Als er zu sich kam, lag er, weich in ein kräftigendes Energiefeld gebettet, im Hypnoraum des Schiffes. Über ihn beugten sich die Gesichter seiner Eltern. Sie zerstörten das Antlitz O’Skryllis’. Er haßte sie dafür.
»Strengt es dich an zu sprechen?«
Der Knabe schwieg. Für ihn antwortete der Hypsychosator.
»Er will nicht sprechen, er will eine Sperre aufbauen. Ich werde sie verhindern.«
»Noch nicht.« Die Stimme des Vaters war sanft, geheimnisvoll schwebend.
»Warum hast du das getan? Du hast einem zerstörenden Trieb gehorcht, archaisch, tierisch, spontan. Warum?«
»Ich begreife es nicht«, sagte die Mutter. »Hat sich der Hypsychosator geirrt? Er hat doch die Exkursion zugelassen und befürwortet.«
»Er kann sich nicht geirrt haben. Das ist unmöglich«, entgegnete der Vater ratlos.
»Natürlich«, murmelte die Frau.
»Es muß etwas von außen gekommen sein.«
»Etwas Überraschendes?«
»Gibt es etwas, was den Hypsychosator überraschen könnte?«
»Nein.«
»Er sieht alles voraus!«
»Trifft uns die Schuld?« Ihr Blick forschte ängstlich in seinen Zügen.
»Der Hypsychosator wird die Antwort finden.« Bevor er sich dem Knaben zuwandte, glättete der Vater sein Gesicht. »Kannst du dein Verhalten logisch herleiten?«
Der Sohn antwortete nicht. Seine Augen blickten durch die Eltern hindurch. Er genoß eine merkwürdige, unbekannte Lust. Noch nie hatte er so deutlich sich selbst empfunden. Es war ein tiefes, intimes Gefühl, und er haßte jede Störung. Wo war O’Skryllis?
Vor ihm hatte sich ein fremdes Leben ausgebreitet, eine fremde Zeit, und irgendwo da drinnen mußte O’Skryllis zu finden sein.

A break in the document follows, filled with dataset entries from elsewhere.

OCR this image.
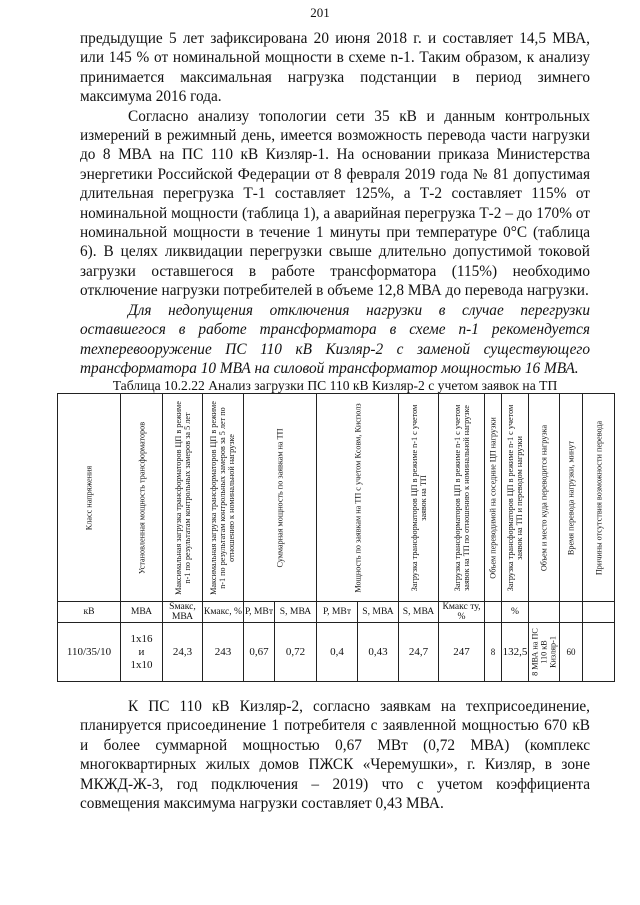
201

предыдущие 5 лет зафиксирована 20 июня 2018 г. и составляет 14,5 МВА, или 145 % от номинальной мощности в схеме n-1. Таким образом, к анализу принимается максимальная нагрузка подстанции в период зимнего максимума 2016 года.

Согласно анализу топологии сети 35 кВ и данным контрольных измерений в режимный день, имеется возможность перевода части нагрузки до 8 МВА на ПС 110 кВ Кизляр-1. На основании приказа Министерства энергетики Российской Федерации от 8 февраля 2019 года № 81 допустимая длительная перегрузка Т-1 составляет 125%, а Т-2 составляет 115% от номинальной мощности (таблица 1), а аварийная перегрузка Т-2 – до 170% от номинальной мощности в течение 1 минуты при температуре 0°С (таблица 6). В целях ликвидации перегрузки свыше длительно допустимой токовой загрузки оставшегося в работе трансформатора (115%) необходимо отключение нагрузки потребителей в объеме 12,8 МВА до перевода нагрузки.

Для недопущения отключения нагрузки в случае перегрузки оставшегося в работе трансформатора в схеме n-1 рекомендуется техперевооружение ПС 110 кВ Кизляр-2 с заменой существующего трансформатора 10 МВА на силовой трансформатор мощностью 16 МВА.

Таблица 10.2.22 Анализ загрузки ПС 110 кВ Кизляр-2 с учетом заявок на ТП
Класс напряжения	Установленная мощность трансформаторов	Максимальная загрузка трансформаторов ЦП в режиме n-1 по результатам контрольных замеров за 5 лет	Максимальная загрузка трансформаторов ЦП в режиме n-1 по результатам контрольных замеров за 5 лет по отношению к номинальной нагрузке	Суммарная мощность по заявкам на ТП		Мощность по заявкам на ТП с учетом Ксовм, Кисполз		Загрузка трансформаторов ЦП в режиме n-1 с учетом заявок на ТП	Загрузка трансформаторов ЦП в режиме n-1 с учетом заявок на ТП по отношению к номинальной нагрузке	Объем переводимой на соседние ЦП нагрузки	Загрузка трансформаторов ЦП в режиме n-1 с учетом заявок на ТП и переводом нагрузки	Объем и место куда переводится нагрузка	Время перевода нагрузки, минут	Причины отсутствия возможности перевода

кВ	МВА	Sмакс, МВА	Кмакс, %	Р, МВт	S, МВА	Р, МВт	S, МВА	S, МВА	Кмакс ту, %		%			
110/35/10	1x16
и
1x10	24,3	243	0,67	0,72	0,4	0,43	24,7	247	8	132,5	8 МВА на ПС 110 кВ Кизляр-1	60	

К ПС 110 кВ Кизляр-2, согласно заявкам на техприсоединение, планируется присоединение 1 потребителя с заявленной мощностью 670 кВ и более суммарной мощностью 0,67 МВт (0,72 МВА) (комплекс многоквартирных жилых домов ПЖСК «Черемушки», г. Кизляр, в зоне МКЖД-Ж-3, год подключения – 2019) что с учетом коэффициента совмещения максимума нагрузки составляет 0,43 МВА.
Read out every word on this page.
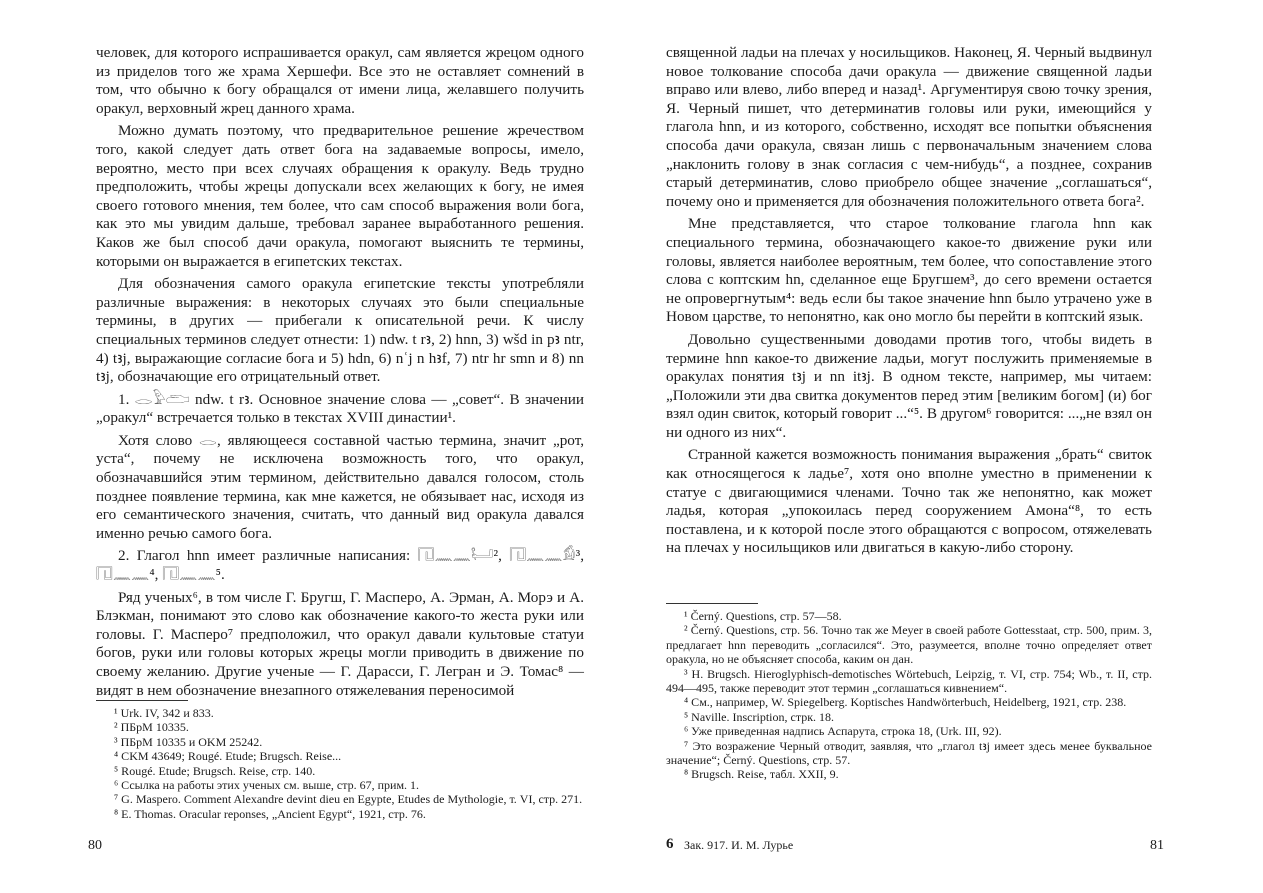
человек, для которого испрашивается оракул, сам является жрецом одного из приделов того же храма Хершефи. Все это не оставляет сомнений в том, что обычно к богу обращался от имени лица, желавшего получить оракул, верховный жрец данного храма.

Можно думать поэтому, что предварительное решение жречеством того, какой следует дать ответ бога на задаваемые вопросы, имело, вероятно, место при всех случаях обращения к оракулу. Ведь трудно предположить, чтобы жрецы допускали всех желающих к богу, не имея своего готового мнения, тем более, что сам способ выражения воли бога, как это мы увидим дальше, требовал заранее выработанного решения. Каков же был способ дачи оракула, помогают выяснить те термины, которыми он выражается в египетских текстах.

Для обозначения самого оракула египетские тексты употребляли различные выражения: в некоторых случаях это были специальные термины, в других — прибегали к описательной речи. К числу специальных терминов следует отнести: 1) ndw. t rꜣ, 2) hnn, 3) wšd in pꜣ ntr, 4) tꜣj, выражающие согласие бога и 5) hdn, 6) nʿj n hꜣf, 7) ntr hr smn и 8) nn tꜣj, обозначающие его отрицательный ответ.

1. 𓂋𓅱𓂧 ndw. t rꜣ. Основное значение слова — „совет“. В значении „оракул“ встречается только в текстах XVIII династии¹.

Хотя слово 𓂋, являющееся составной частью термина, значит „рот, уста“, почему не исключена возможность того, что оракул, обозначавшийся этим термином, действительно давался голосом, столь позднее появление термина, как мне кажется, не обязывает нас, исходя из его семантического значения, считать, что данный вид оракула давался именно речью самого бога.

2. Глагол hnn имеет различные написания: 𓉔𓈖𓈖𓂡², 𓉔𓈖𓈖𓀁³, 𓉔𓈖𓈖⁴, 𓉔𓈖𓈖⁵.

Ряд ученых⁶, в том числе Г. Бругш, Г. Масперо, А. Эрман, А. Морэ и А. Блэкман, понимают это слово как обозначение какого-то жеста руки или головы. Г. Масперо⁷ предположил, что оракул давали культовые статуи богов, руки или головы которых жрецы могли приводить в движение по своему желанию. Другие ученые — Г. Дарасси, Г. Легран и Э. Томас⁸ — видят в нем обозначение внезапного отяжелевания переносимой

¹ Urk. IV, 342 и 833.

² ПБрМ 10335.

³ ПБрМ 10335 и OKM 25242.

⁴ CKM 43649; Rougé. Etude; Brugsch. Reise...

⁵ Rougé. Etude; Brugsch. Reise, стр. 140.

⁶ Ссылка на работы этих ученых см. выше, стр. 67, прим. 1.

⁷ G. Maspero. Comment Alexandre devint dieu en Egypte, Etudes de Mythologie, т. VI, стр. 271.

⁸ E. Thomas. Oracular reponses, „Ancient Egypt“, 1921, стр. 76.

80

священной ладьи на плечах у носильщиков. Наконец, Я. Черный выдвинул новое толкование способа дачи оракула — движение священной ладьи вправо или влево, либо вперед и назад¹. Аргументируя свою точку зрения, Я. Черный пишет, что детерминатив головы или руки, имеющийся у глагола hnn, и из которого, собственно, исходят все попытки объяснения способа дачи оракула, связан лишь с первоначальным значением слова „наклонить голову в знак согласия с чем-нибудь“, а позднее, сохранив старый детерминатив, слово приобрело общее значение „соглашаться“, почему оно и применяется для обозначения положительного ответа бога².

Мне представляется, что старое толкование глагола hnn как специального термина, обозначающего какое-то движение руки или головы, является наиболее вероятным, тем более, что сопоставление этого слова с коптским hn, сделанное еще Бругшем³, до сего времени остается не опровергнутым⁴: ведь если бы такое значение hnn было утрачено уже в Новом царстве, то непонятно, как оно могло бы перейти в коптский язык.

Довольно существенными доводами против того, чтобы видеть в термине hnn какое-то движение ладьи, могут послужить применяемые в оракулах понятия tꜣj и nn itꜣj. В одном тексте, например, мы читаем: „Положили эти два свитка документов перед этим [великим богом] (и) бог взял один свиток, который говорит ...“⁵. В другом⁶ говорится: ...„не взял он ни одного из них“.

Странной кажется возможность понимания выражения „брать“ свиток как относящегося к ладье⁷, хотя оно вполне уместно в применении к статуе с двигающимися членами. Точно так же непонятно, как может ладья, которая „упокоилась перед сооружением Амона“⁸, то есть поставлена, и к которой после этого обращаются с вопросом, отяжелевать на плечах у носильщиков или двигаться в какую-либо сторону.

¹ Černý. Questions, стр. 57—58.

² Černý. Questions, стр. 56. Точно так же Meyer в своей работе Gottesstaat, стр. 500, прим. 3, предлагает hnn переводить „согласился“. Это, разумеется, вполне точно определяет ответ оракула, но не объясняет способа, каким он дан.

³ H. Brugsch. Hieroglyphisch-demotisches Wörtebuch, Leipzig, т. VI, стр. 754; Wb., т. II, стр. 494—495, также переводит этот термин „соглашаться кивнением“.

⁴ См., например, W. Spiegelberg. Koptisches Handwörterbuch, Heidelberg, 1921, стр. 238.

⁵ Naville. Inscription, стрк. 18.

⁶ Уже приведенная надпись Аспарута, строка 18, (Urk. III, 92).

⁷ Это возражение Черный отводит, заявляя, что „глагол tꜣj имеет здесь менее буквальное значение“; Černý. Questions, стр. 57.

⁸ Brugsch. Reise, табл. XXII, 9.

6 Зак. 917. И. М. Лурье	81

Der Vater fuhr ihm zärtlich über die Stirn. »Bist du dir klar darüber, wie gefährlich solche Affektionen für deine Entwicklung zur endgültigen Sanftheit sind?«
»Du weißt, daß Schädigungen der Hautsensibilität schwer zu korrigieren sind«, sagte die Mutter. Sie streichelte seine Hand.
Die Blicke des Jungen irrten zwischen seinen Eltern hin und her. Die Worte um ihn drängten sich zusammen zu hallenden Wänden. Er hörte Echos, die O’Skryllis’ Stimme übertönten. Sein Gesicht verzerrte sich zu einem Lächeln. Sie konnten ihm nichts mehr nehmen, nichts.
»Es fällt mir schwer«, die Stimme seiner Mutter dröhnte leise, »aber du mußt in den Hypnonder zur DoppeltintensivBehandlung. Mit diesen Erinnerungen belastet, erreichst du nie die höchste Stufe.«
»Ich will nicht«, sagte der Knabe.
»Es ist zu deinem Besten. Der Hypnonder wird dir dein Verhalten analysieren und verzeihen.«
»Ich mußte es tun… Ich will es nicht vergessen… Ich will es nicht analysieren lassen…« Seine Stimme war klar, ohne kindlichen Trotz.
»Warum mußtest du es tun?«
Um den Mund des Knaben zuckte es. »Ich – hatte Mitleid.«
Die Eltern wechselten einen Blick. »Mitleid? Mit einem Stein?«
»Mit einem Stein!« schrie der Knabe. Höhnisches Gelächter schüttelte ihn. »Ja, mit einem Stein.« Er schloß die Augen, flüsterte nochmals: »Mit einem Stein.«
Als wollte sie ihm eine dumme Lüge verzeihen, fragte die Mutter mit unbeirrter Zärtlichkeit: »Also, was war es?«
»Ich habe O’Skryllis getötet.«
Die Hand der Mutter ruhte schwer auf seiner Stirn. »Getötet?«
»Ich habe ihn erlöst.«
Der Vater gab dem Automaten den Befehl, und augenblicklich schlief der Knabe ein.